そして、言うまでもなくというべきか、実は、井上はオウム事件の殺人に直接関わってはいない。むしろ、そこが井上にまつわる一種の謎だ。井上は、彼らのいう金剛乗の修行には加えられていない。あるいは井上からは隠されたオウムの側面があったか。両方だろう。その意味で、彼の一審の無期懲役は妥当なところで、本書も二審の死刑判決に疑問を投げている。
加えて、本書を読んでしみじみ思ったのだが、オウム裁判を決する「リムジン謀議」を井上の証言が支えているのだから、これで司法取引として見てよいのではないか。雑駁な言い方になるが、オウム裁判での死刑判決の問題点は井上の扱いに象徴されている印象はある。
井上の目から描かれている麻原については興味深く思ったことがあった。オウム真理教の転換だが、1988年7月のカギュ派カール・リンポチェとの面会の挫折とそれゆえの反動があったのだろう。
私は同時代人として、オウムの全盛期を多少知っているというか、書店で見かける関連書を時折手に取るくらいは知っているのだが、あるとき、あれ?と思った。いつのまにか、彼らが、インドのハタヨガからチベット密教に鞍替えしていた。私も当時ヨガをしていたので(アイアンガー・ヨガ)、また中沢新一の『虹の階梯』なども読んでいたし、Theos Casimir Bernardなどにも関心があったので、記憶に残っている。麻原はケチャリ・ムドラを試みて失敗していた。彼らの教団はもうヨガではなくなりつつあるなと当時思った。連想して思い出すのだが、当時の麻原は漢文の参考書も出版していた。あれはなんだったのだろう。
麻原自体のヨガがどのようなものであったかについては、とんと関心を失っていたが、基本はクンダリニー・ヨガだった。本書では、その外的な儀礼として「シャクティパット」が出てきて、奇妙な懐かしさを感じた。

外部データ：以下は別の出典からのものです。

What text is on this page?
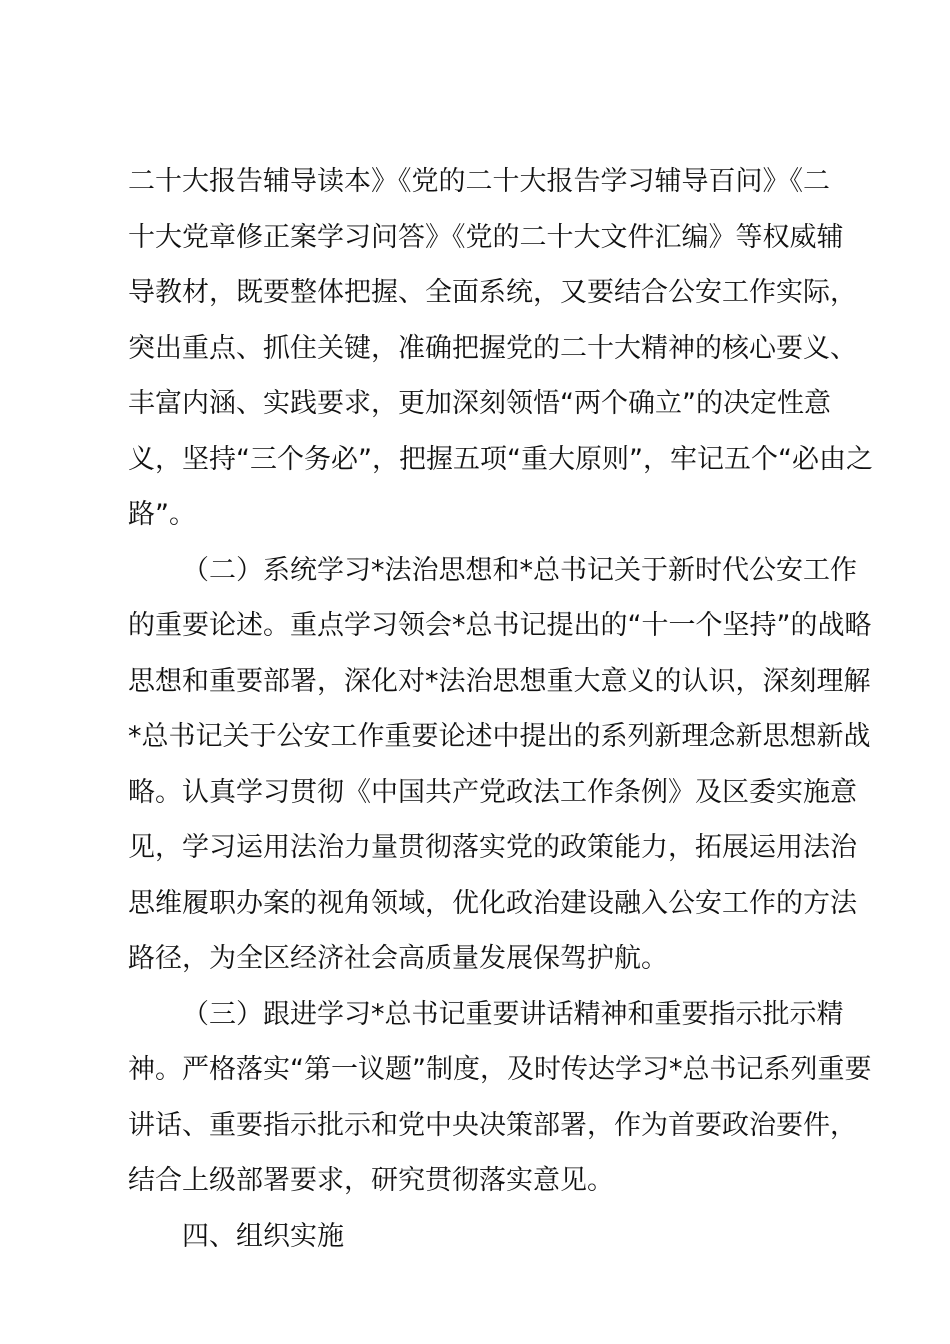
二十大报告辅导读本》《党的二十大报告学习辅导百问》《二
十大党章修正案学习问答》《党的二十大文件汇编》等权威辅
导教材，既要整体把握、全面系统，又要结合公安工作实际，
突出重点、抓住关键，准确把握党的二十大精神的核心要义、
丰富内涵、实践要求，更加深刻领悟“两个确立”的决定性意
义，坚持“三个务必”，把握五项“重大原则”，牢记五个“必由之
路”。
（二）系统学习*法治思想和*总书记关于新时代公安工作
的重要论述。重点学习领会*总书记提出的“十一个坚持”的战略
思想和重要部署，深化对*法治思想重大意义的认识，深刻理解
*总书记关于公安工作重要论述中提出的系列新理念新思想新战
略。认真学习贯彻《中国共产党政法工作条例》及区委实施意
见，学习运用法治力量贯彻落实党的政策能力，拓展运用法治
思维履职办案的视角领域，优化政治建设融入公安工作的方法
路径，为全区经济社会高质量发展保驾护航。
（三）跟进学习*总书记重要讲话精神和重要指示批示精
神。严格落实“第一议题”制度，及时传达学习*总书记系列重要
讲话、重要指示批示和党中央决策部署，作为首要政治要件，
结合上级部署要求，研究贯彻落实意见。
四、组织实施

その関連とも言えるのだが、法廷での麻原と井上のいわば対決で、井上の証言によれば、麻原がトゥモという呼吸法で、井上に念を送っていたとある。そういえば、獄中でも初期の時点では、麻原はヨガ、特にクンダリニー・ヨガを実践していたようだ。冒頭、麻原彰晃の錯乱についてふと思うことと書いたが、あの錯乱は彼のクンダリニー・ヨガの帰結(末路)ではなかったか。
さて、本書でオウム事件を多少なり振り返って、あるうんざりした思いにかられるのは、閉じられた集団のなかでも性の狂乱である。連合赤軍でもそうだった。ホッブズは人間の自然状態を全人闘争としたが、おそらく人間の自然状態というのは、性の狂乱なのだろう。そそうしてみると、なんだか奇妙なことをいうようだが、井上嘉浩はずっと童貞だったのだろう。そのことで、その狂乱から守られていたとも言えるかもしれない。あるいは、本書からは見えない、もっと深い彼の性の内面の問題はあったのかもしれない。